I know he’s got great size for a pitcher, and he has been a organizational darling for a long time now, but please let’s start fooling ourselves….it will never happen.

Myth #2:  Luis Castillo isn’t hurting us.

I have noticed that Mets fans have been very easy on Luis for the past year and half, in fact only recently have I seen fellow mourners…I mean fans, beginning to grumble about Mr. Castillo again.  Not sure why this complete albatross of a contract has been getting a pass from Mets fans.

Here’s the truth. Luis Castillo is nowhere near an every day ballplayer.  In fact, I doubt his usefulness as a bat off the bench.  Anyone notice that our offense went into a massive slump almost to the day that this void has returned to the lineup?  Not only has Castillo’s lack of range cost us almost a hit per game, but his spot in the lineup is a black hole.  He takes too many pitches, he kills rallies, and even when he walks, he does not disrupt the pitcher with his speed any more.  In other words he is killing the Mets!

I would rather take my chances with the youthful energy of Reuben Tejada any day, over the broken down, uselessness of Luis Castillo.  I just feel that his presecnce in the lineup and in the clubhouses injects a sort of ineptness that the Mets as a team cannot afford.

Luis is listed as being 34, but he looks and plays like he is 44.  This isn’t an exaggeration.

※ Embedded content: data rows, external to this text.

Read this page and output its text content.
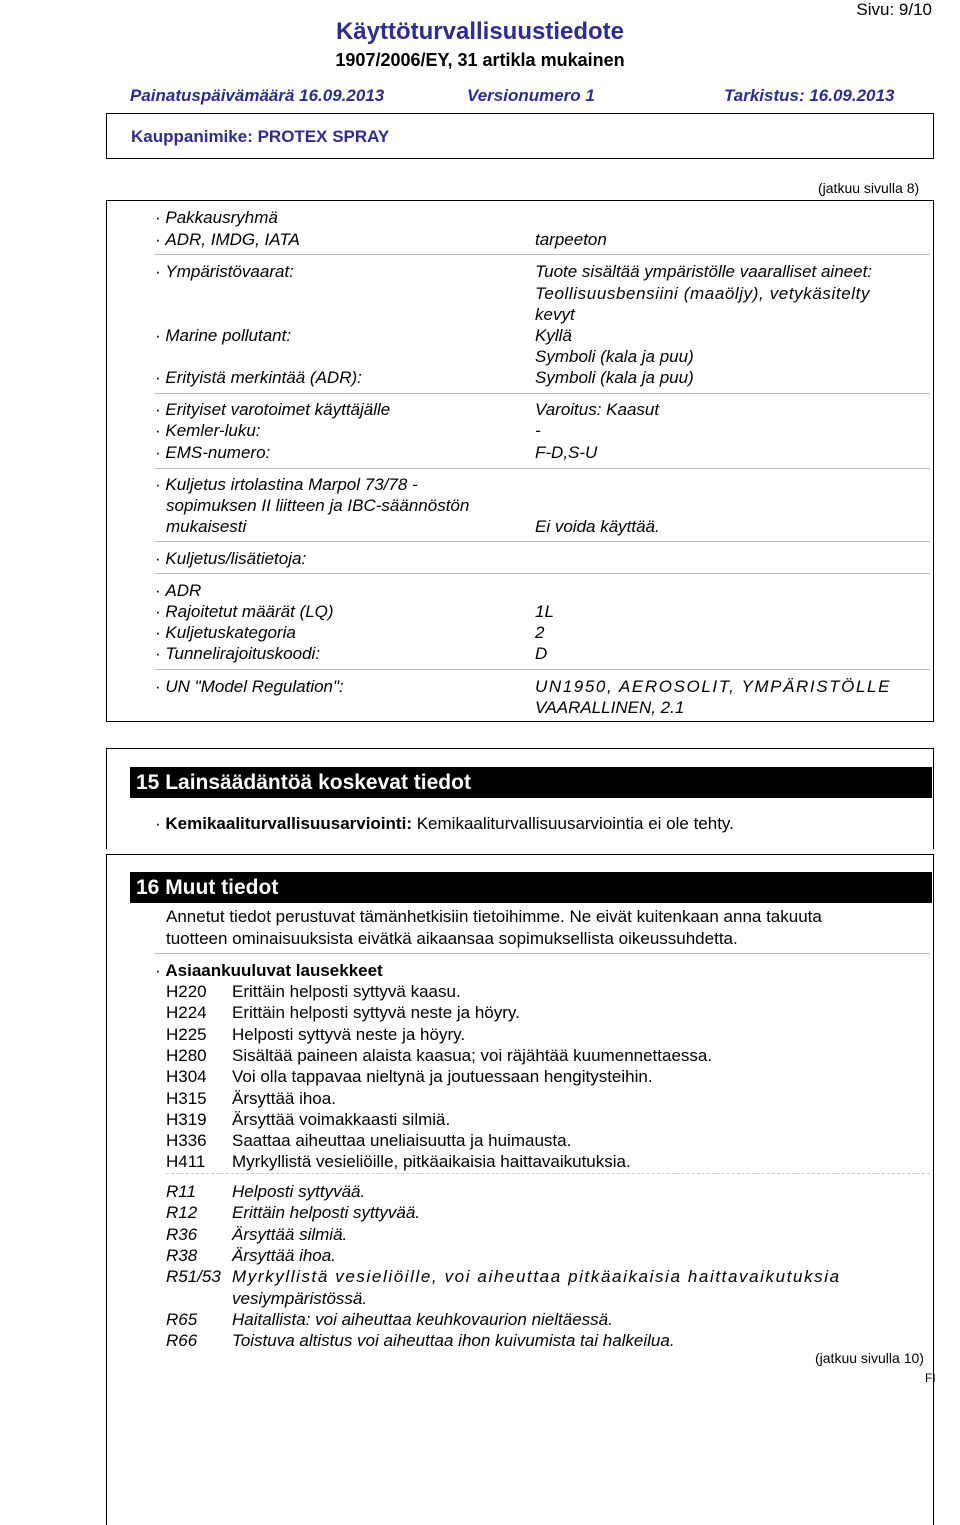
Sivu: 9/10
Käyttöturvallisuustiedote
1907/2006/EY, 31 artikla mukainen
Painatuspäivämäärä 16.09.2013	Versionumero 1	Tarkistus: 16.09.2013
Kauppanimike: PROTEX SPRAY
(jatkuu sivulla 8)
· Pakkausryhmä
· ADR, IMDG, IATA	tarpeeton
· Ympäristövaarat:	Tuote sisältää ympäristölle vaaralliset aineet:
Teollisuusbensiini (maaöljy), vetykäsitelty
kevyt
· Marine pollutant:	Kyllä
Symboli (kala ja puu)
· Erityistä merkintää (ADR):	Symboli (kala ja puu)
· Erityiset varotoimet käyttäjälle	Varoitus: Kaasut
· Kemler-luku:	-
· EMS-numero:	F-D,S-U
· Kuljetus irtolastina Marpol 73/78 -
sopimuksen II liitteen ja IBC-säännöstön
mukaisesti	Ei voida käyttää.
· Kuljetus/lisätietoja:
· ADR
· Rajoitetut määrät (LQ)	1L
· Kuljetuskategoria	2
· Tunnelirajoituskoodi:	D
· UN "Model Regulation":	UN1950, AEROSOLIT, YMPÄRISTÖLLE
VAARALLINEN, 2.1
15 Lainsäädäntöä koskevat tiedot
· Kemikaaliturvallisuusarviointi: Kemikaaliturvallisuusarviointia ei ole tehty.
16 Muut tiedot
Annetut tiedot perustuvat tämänhetkisiin tietoihimme. Ne eivät kuitenkaan anna takuuta
tuotteen ominaisuuksista eivätkä aikaansaa sopimuksellista oikeussuhdetta.
· Asiaankuuluvat lausekkeet
H220 Erittäin helposti syttyvä kaasu.
H224 Erittäin helposti syttyvä neste ja höyry.
H225 Helposti syttyvä neste ja höyry.
H280 Sisältää paineen alaista kaasua; voi räjähtää kuumennettaessa.
H304 Voi olla tappavaa nieltynä ja joutuessaan hengitysteihin.
H315 Ärsyttää ihoa.
H319 Ärsyttää voimakkaasti silmiä.
H336 Saattaa aiheuttaa uneliaisuutta ja huimausta.
H411 Myrkyllistä vesieliöille, pitkäaikaisia haittavaikutuksia.
R11 Helposti syttyvää.
R12 Erittäin helposti syttyvää.
R36 Ärsyttää silmiä.
R38 Ärsyttää ihoa.
R51/53 Myrkyllistä vesieliöille, voi aiheuttaa pitkäaikaisia haittavaikutuksia
vesiympäristössä.
R65 Haitallista: voi aiheuttaa keuhkovaurion nieltäessä.
R66 Toistuva altistus voi aiheuttaa ihon kuivumista tai halkeilua.
(jatkuu sivulla 10)
FI
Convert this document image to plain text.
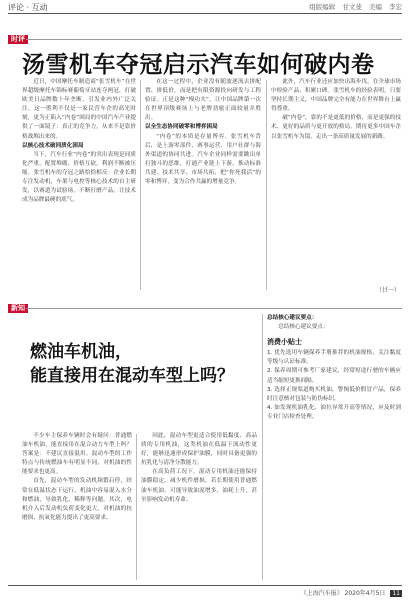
评论 · 互动	组版编辑 甘文斐 美编 李宏
时评
汤雪机车夺冠启示汽车如何破内卷

近日，中国摩托车制造商“张雪机车”在世界超级摩托车锦标赛葡萄牙站连夺两冠，打破欧美日品牌数十年垄断，引发业内外广泛关注。这一胜利不仅是一家民营车企的高光时刻，更为正陷入“内卷”困局的中国汽车产业提供了一面镜子：真正的竞争力，从来不是靠价格战堆出来的。

以核心技术破同质化困局

当下，汽车行业“内卷”的突出表现是同质化严重，配置堆砌、价格互砍，利润不断被压缩。张雪机车的夺冠之路恰恰相反：企业长期专注发动机、车架与电控等核心技术的自主研发，以赛道为试验场，不断打磨产品，让技术成为品牌最硬的底气。

在这一过程中，企业没有随波逐流去拼配置、拼低价，而是把有限资源投向研发与工程验证。正是这种“慢功夫”，让中国品牌第一次在世界顶级赛场上与老牌劲旅正面较量并胜出。

以全生态协同破零和博弈困局

“内卷”的本质是存量博弈。张雪机车背后，是上游零部件、赛事运营、用户社群与海外渠道的协同共进。汽车企业同样需要跳出单打独斗的思维，打通产业链上下游，推动标准共建、技术共享、市场共拓，把“你死我活”的零和博弈，变为合作共赢的增量竞争。

此外，汽车行业还应加快出海步伐，在全球市场中检验产品、积累口碑。张雪机车的经验表明，只要坚持长期主义，中国品牌完全有能力在世界舞台上赢得尊重。

破“内卷”，靠的不是更低的价格，而是更强的技术、更好的品质与更开放的格局。期待更多中国车企以张雪机车为镜，走出一条高质量发展的新路。

（甘一）
新知
燃油车机油，
能直接用在混动车型上吗？

不少车主保养车辆时会有疑问：普通燃油车机油，能直接用在混合动力车型上吗？答案是：不建议直接混用。混动车型的工作特点与传统燃油车有明显不同，对机油的性能要求也更高。

首先，混动车型的发动机频繁启停，经常在低温状态下运行，机油中容易混入水分和燃油，导致乳化、稀释等问题。其次，电机介入后发动机负荷变化更大，对机油的抗磨损、抗氧化能力提出了更高要求。

因此，混动车型更适合使用低黏度、高品质的专用机油，这类机油在低温下流动性更好，能够迅速形成保护油膜，同时具备更强的抗乳化与清净分散能力。

在高负荷工况下，混动专用机油还能保持油膜稳定，减少机件磨损。若长期使用普通燃油车机油，可能导致油泥增多、油耗上升，甚至影响发动机寿命。

总结核心建议要点：

总结核心建议要点：

消费小贴士

1. 优先选用车辆保养手册推荐的机油规格，关注黏度等级与认证标准。

2. 保养周期可参考厂家建议，经常短途行驶的车辆应适当缩短更换间隔。

3. 选择正规渠道购买机油，警惕低价假冒产品，保养时注意核对包装与防伪标识。

4. 如发现机油乳化、油位异常升高等情况，应及时到专业门店检查处理。

《上海汽车报》 2020年4月5日 11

Myth #3:  Johan Santana is still an Ace.

I know that a lot of Mets fans, have already begun to come to grips with this harrowing realization, but I think the remaining arguments against this sad fact are dwindling. I think it’s safe to say that his dominating stuff is gone.  Long gone.  In fact, it seems like the moment he put on that Mets uniform, his stuff has regressed with every start.  Yes he had a great first year with the Mets, and yes he has had some clutch, dominating performances.  But let’s not kid ourselves, and Ace he is no more.

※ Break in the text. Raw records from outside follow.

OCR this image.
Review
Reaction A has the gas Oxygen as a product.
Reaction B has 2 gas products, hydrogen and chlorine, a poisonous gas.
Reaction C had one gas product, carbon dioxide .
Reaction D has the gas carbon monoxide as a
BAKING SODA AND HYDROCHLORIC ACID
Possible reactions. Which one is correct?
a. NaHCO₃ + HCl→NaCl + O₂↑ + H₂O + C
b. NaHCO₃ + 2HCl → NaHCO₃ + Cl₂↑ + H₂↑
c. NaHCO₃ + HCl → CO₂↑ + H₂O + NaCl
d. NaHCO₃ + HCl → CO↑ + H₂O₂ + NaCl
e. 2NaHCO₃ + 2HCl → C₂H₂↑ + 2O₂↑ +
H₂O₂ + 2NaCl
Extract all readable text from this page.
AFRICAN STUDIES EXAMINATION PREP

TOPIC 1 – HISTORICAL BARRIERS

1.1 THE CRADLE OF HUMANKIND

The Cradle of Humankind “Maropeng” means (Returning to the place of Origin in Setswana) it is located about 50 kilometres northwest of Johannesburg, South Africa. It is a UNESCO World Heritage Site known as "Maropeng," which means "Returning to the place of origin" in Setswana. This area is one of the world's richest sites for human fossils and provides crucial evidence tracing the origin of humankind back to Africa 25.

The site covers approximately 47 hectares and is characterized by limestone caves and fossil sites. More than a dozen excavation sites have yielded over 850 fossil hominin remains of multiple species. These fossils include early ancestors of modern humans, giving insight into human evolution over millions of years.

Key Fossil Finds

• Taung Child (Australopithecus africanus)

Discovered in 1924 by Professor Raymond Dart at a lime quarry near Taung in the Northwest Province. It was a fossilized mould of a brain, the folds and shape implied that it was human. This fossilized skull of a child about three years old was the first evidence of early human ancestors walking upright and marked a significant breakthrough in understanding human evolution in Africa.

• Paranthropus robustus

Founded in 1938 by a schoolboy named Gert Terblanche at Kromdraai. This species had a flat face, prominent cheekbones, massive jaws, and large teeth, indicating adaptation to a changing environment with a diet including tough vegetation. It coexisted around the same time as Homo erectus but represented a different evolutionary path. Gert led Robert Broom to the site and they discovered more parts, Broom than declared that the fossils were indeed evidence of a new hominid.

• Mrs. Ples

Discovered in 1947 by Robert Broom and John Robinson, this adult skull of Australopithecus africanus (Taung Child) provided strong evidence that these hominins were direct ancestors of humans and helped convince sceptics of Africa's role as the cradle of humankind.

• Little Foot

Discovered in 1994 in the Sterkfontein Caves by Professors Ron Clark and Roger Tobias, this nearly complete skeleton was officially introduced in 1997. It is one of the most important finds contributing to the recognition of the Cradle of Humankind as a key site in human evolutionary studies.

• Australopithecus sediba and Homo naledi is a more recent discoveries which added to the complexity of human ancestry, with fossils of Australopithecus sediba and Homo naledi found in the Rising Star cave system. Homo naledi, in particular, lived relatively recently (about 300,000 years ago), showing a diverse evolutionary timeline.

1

I know stuff isn’t everything, but Johan Santana has become who he is, based on a vicious fastball and an unhittable changeup.  That’s it!  Two Pitches!  Don’t pitchers get demoted to the bullpen with only two pitches?  I don’t want to hear about his great slider because we rarely see it, and if he doesn’t throw it, then it’s worthless.

Now im not saying that Johan is no longer a good pitcher, nor am I saying he should be demoted to the bullpen.  I am simply saying that he was an ace who has always been a two-pitch pitcher, but used to have dominating stuff that allowed him to overmatch hitters.  Now that his stuff is gone, we are learning why starters with only two pitches are few and far between.  Johan still has his remarkable changeup; the problem is that his fastball is no longer and above average major league pitch.  If you can’t establish your fastball, your changeup becomes infinitely more hittable.

The reason that it appears like his command is not what it used to be, is that hitter can lay off his changeups quite easily now.  They don’t have to start their swing early in preparation of his 94-95 MPH heat, so they can wait back and recognize or foul off combios.

Fastball quality isn’t only about ticks on a radar gun.  One can see how explosive a fastball is by the swings the batters take, and let me tell you, most hitters do not look cheated hacking at a Johan number one.

Dominant Johan is gone forever.  Let’s get used to this now guys.  By next year, he will be a $20 million dollar, good starter.

That is all for this weeks installment of Mets Myths.  Next week, I plan on discussing less obvious truths regarding Jose Reyes, Carlos Beltran, and The Wilpons.

Oh and don’t worry.  This isn’t going to be a huge multi part gripe session, with no proposed solutions.  I’ll save that for the finale.